There was an Anglo-Irish writer called Edmund Burke and he said something quite interesting that all that it takes for evil to triumph is for good men to stand by an do nothing. And I think at it's heart the kind of crime fiction that I like and that I write is about the importance of not standing by. And you don't do it for the money.

If you read Chandler, if you read Hammett, Ross MacDonald, you'll find that the detectives in these novels don't take on cases because it's going to make them any money. They don't take on cases even because it's going to make their lives any better! They know that their lives, if anything, are going to become immeasurably worse!

Probably going to get beaten up; they know they have to ask questions no one else wants to ask. But they can't not do it."

You've said in the past that Charlie Parker, in terms of being a first-person narrator, is not necessarily reliable. And I wanted to ask you for an example where we couldn't trust his take on events.

"It really comes to the fore an awful lot in The Black Angel. He's offered at one point an interpretation of his life and runs with it essentially. And concludes a lot of things because of it. Particularly in the supernatural elements in the books: they tend not to be seen by other people. They tend to be things that Parker 'tells us about'. Nobody else sees them. It's purely his interpretation and it's offered up to the reader. It's clear throughout the books that there is another interpretation for everything that he sees. The reader is left to take what he says either as gospel truth or to take some of it or to dismiss it entirely."

Let me turn to another aspect of The Black Angel, perhaps a minor detail, but when you have street names and place names I wondered what parts of Prague are you familiar with?

"God help me, the first time I stayed here I was really poor, I was a student. And I stayed up in those awful student apartments up by Stadium Strahov! Now, no offence, but it had the most depressing bar I've ever been in, it was like drinking in Hitler's bunker! But, it was the one nearest the apartment and it was my first taste of the city.

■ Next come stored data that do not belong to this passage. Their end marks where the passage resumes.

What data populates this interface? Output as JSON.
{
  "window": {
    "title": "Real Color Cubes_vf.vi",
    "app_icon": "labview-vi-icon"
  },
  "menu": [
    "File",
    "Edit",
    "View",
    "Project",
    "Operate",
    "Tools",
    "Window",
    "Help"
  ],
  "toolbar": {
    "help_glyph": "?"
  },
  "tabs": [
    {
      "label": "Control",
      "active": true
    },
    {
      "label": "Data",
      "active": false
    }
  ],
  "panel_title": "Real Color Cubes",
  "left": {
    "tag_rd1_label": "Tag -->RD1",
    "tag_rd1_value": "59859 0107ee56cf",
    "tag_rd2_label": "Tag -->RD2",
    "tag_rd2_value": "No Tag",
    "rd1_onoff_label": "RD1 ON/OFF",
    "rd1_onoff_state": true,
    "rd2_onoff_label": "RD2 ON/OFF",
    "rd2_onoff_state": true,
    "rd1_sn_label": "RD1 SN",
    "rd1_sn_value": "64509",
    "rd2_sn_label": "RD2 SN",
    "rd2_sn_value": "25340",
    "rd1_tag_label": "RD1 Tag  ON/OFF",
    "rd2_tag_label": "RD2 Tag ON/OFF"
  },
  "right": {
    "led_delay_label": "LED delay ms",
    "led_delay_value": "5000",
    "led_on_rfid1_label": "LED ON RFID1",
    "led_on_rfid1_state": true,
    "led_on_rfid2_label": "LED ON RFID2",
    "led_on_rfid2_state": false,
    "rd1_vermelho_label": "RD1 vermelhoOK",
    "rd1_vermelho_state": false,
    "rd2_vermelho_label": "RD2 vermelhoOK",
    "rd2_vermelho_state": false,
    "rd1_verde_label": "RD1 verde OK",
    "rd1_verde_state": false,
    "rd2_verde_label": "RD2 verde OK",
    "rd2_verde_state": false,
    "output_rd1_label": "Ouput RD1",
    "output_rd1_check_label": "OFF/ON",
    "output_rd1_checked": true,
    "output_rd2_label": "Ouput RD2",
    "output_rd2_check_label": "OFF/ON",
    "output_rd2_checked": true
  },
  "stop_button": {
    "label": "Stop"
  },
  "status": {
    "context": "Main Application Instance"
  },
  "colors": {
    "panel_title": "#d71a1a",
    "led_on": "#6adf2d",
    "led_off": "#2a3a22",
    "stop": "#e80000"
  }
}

Then, I'd come down Petrin Hill on the funicular and kind of got to know that area of the city, Mala Strana, the Lesser Quarter. And this must be my 9th or 10th time back here! The great thing is that I feel I've done all the historical stuff: I never need to see the Castle again! It's lovely, of course, but I never need to do that tour again. So, now I just get the pleasure of walking around it. It's a wonderful city to walk around: every time I come here I find something different or something new to do."

How in touch are you with your Czech fan base? All of your books have been translated into Czech... what kind of reaction have you had from fans?

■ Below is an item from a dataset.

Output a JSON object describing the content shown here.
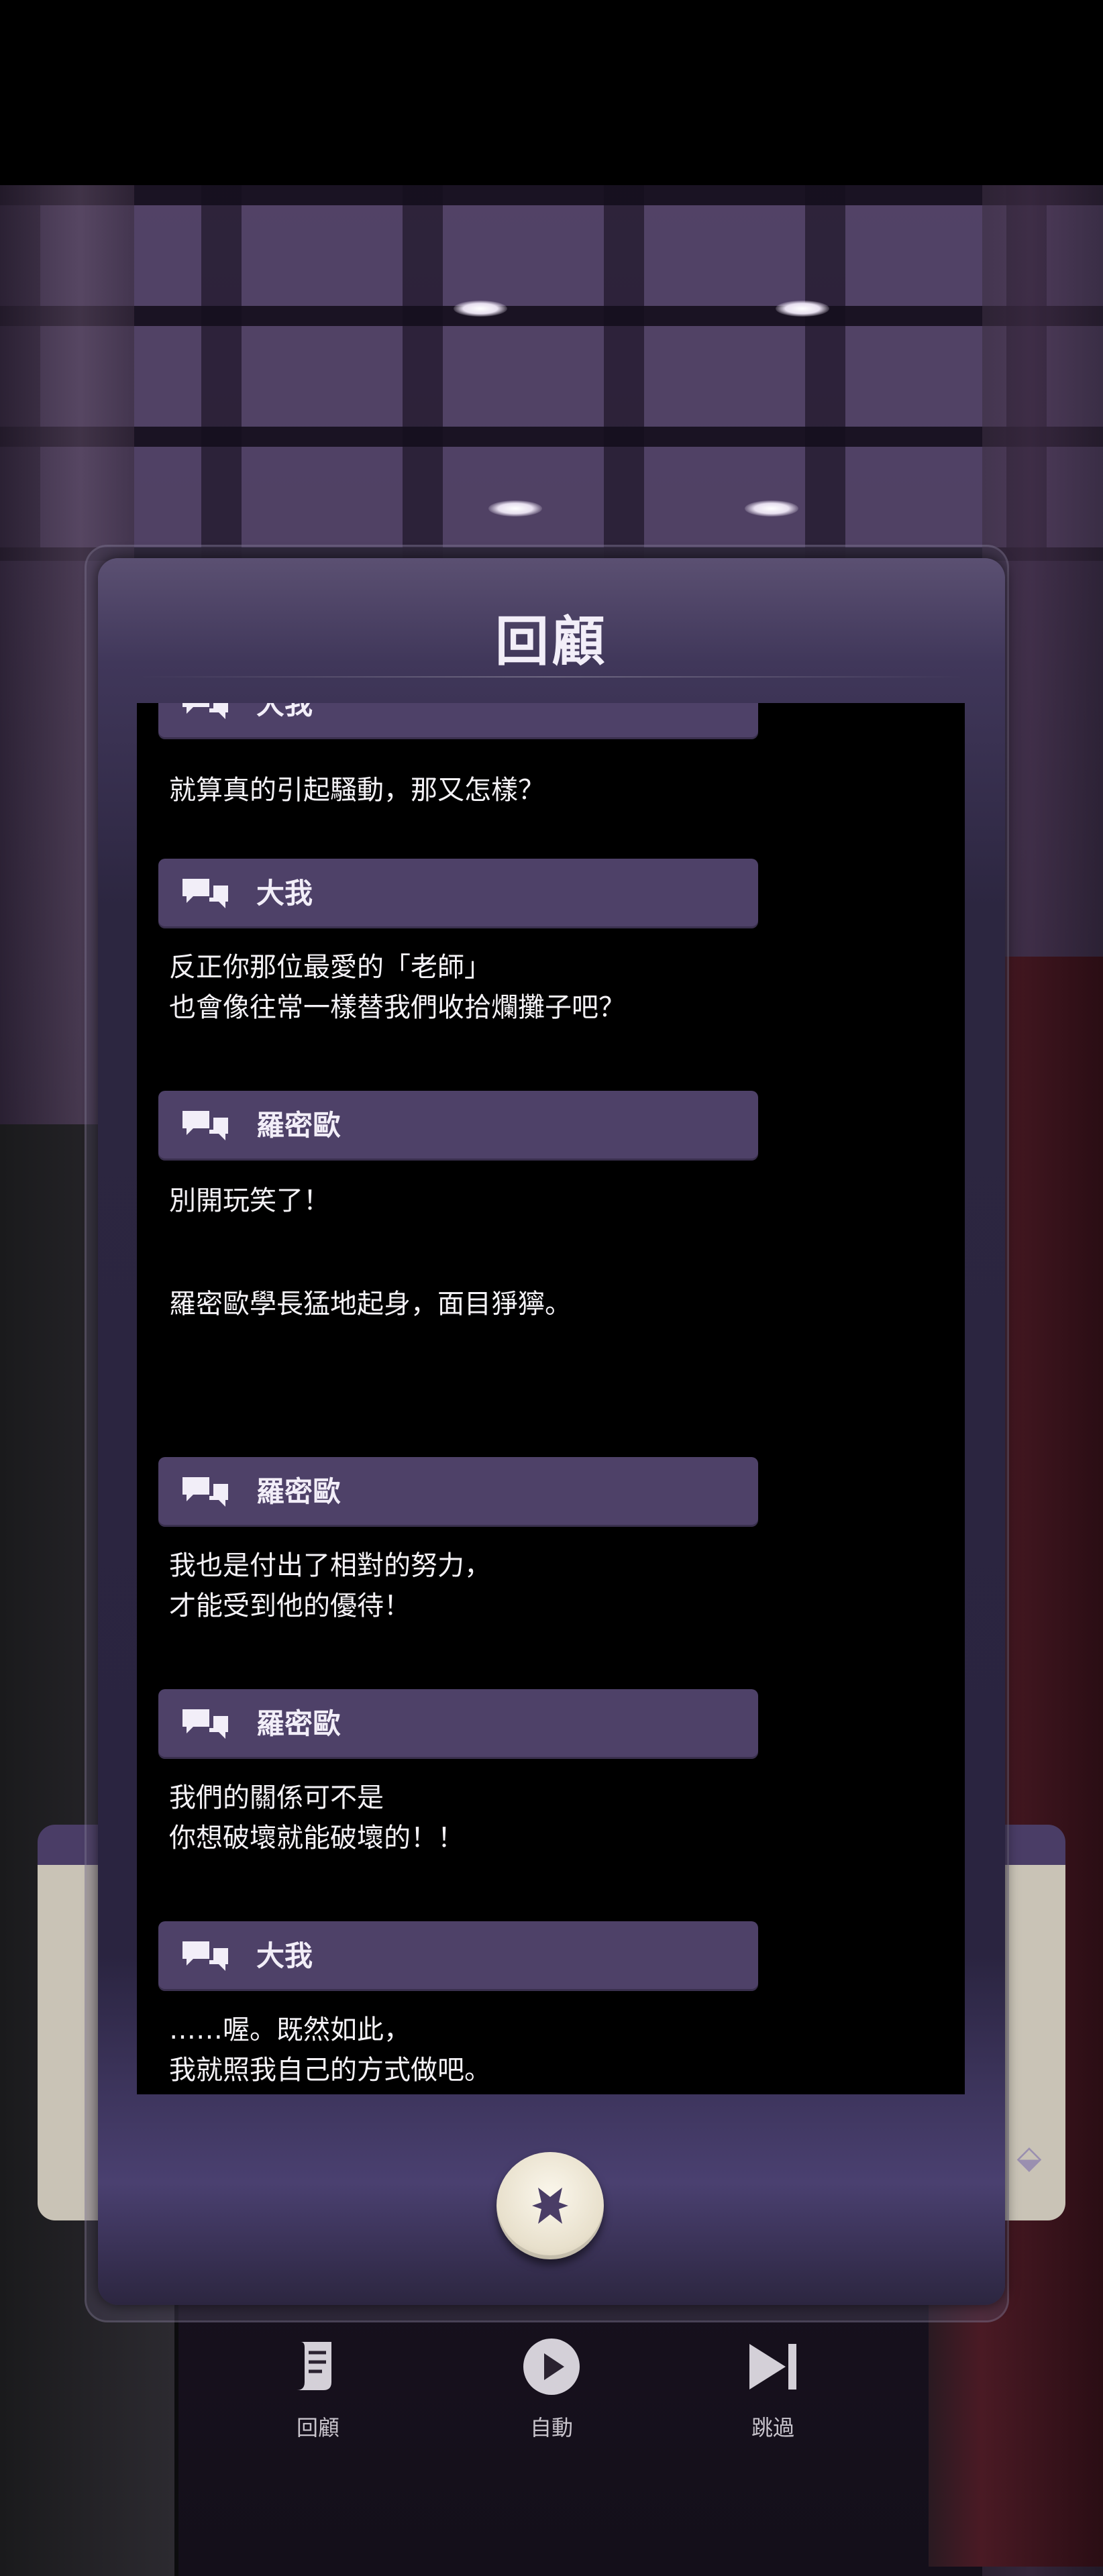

"Great! I have a website and we encourage people to write in. I was getting quite a lot of mail from people in the Czech Republic."

In Czech?

"Oh, thankfully not in Czech! My Czech doesn't extend much beyond being able to order food in a restaurant and to say thank you. But, quite a lot of people writing in, and while I'm here I'll be doing some signings and it'll be interesting to see who shows up. You never know how these things are going to turn out, whether two men will come along and a dog and not even the dog's interested!

But, certainly through the website and we've been getting quite a lot. And my Czech publisher BB Art- it's not like they publish one and say 'oh, nobody wants to read that, sorry' - have been quite good about keeping up the novels. But, this is the first time I've been here to do something formal, otherwise it was always just as a tourist or to do research. So, we'll see what happens."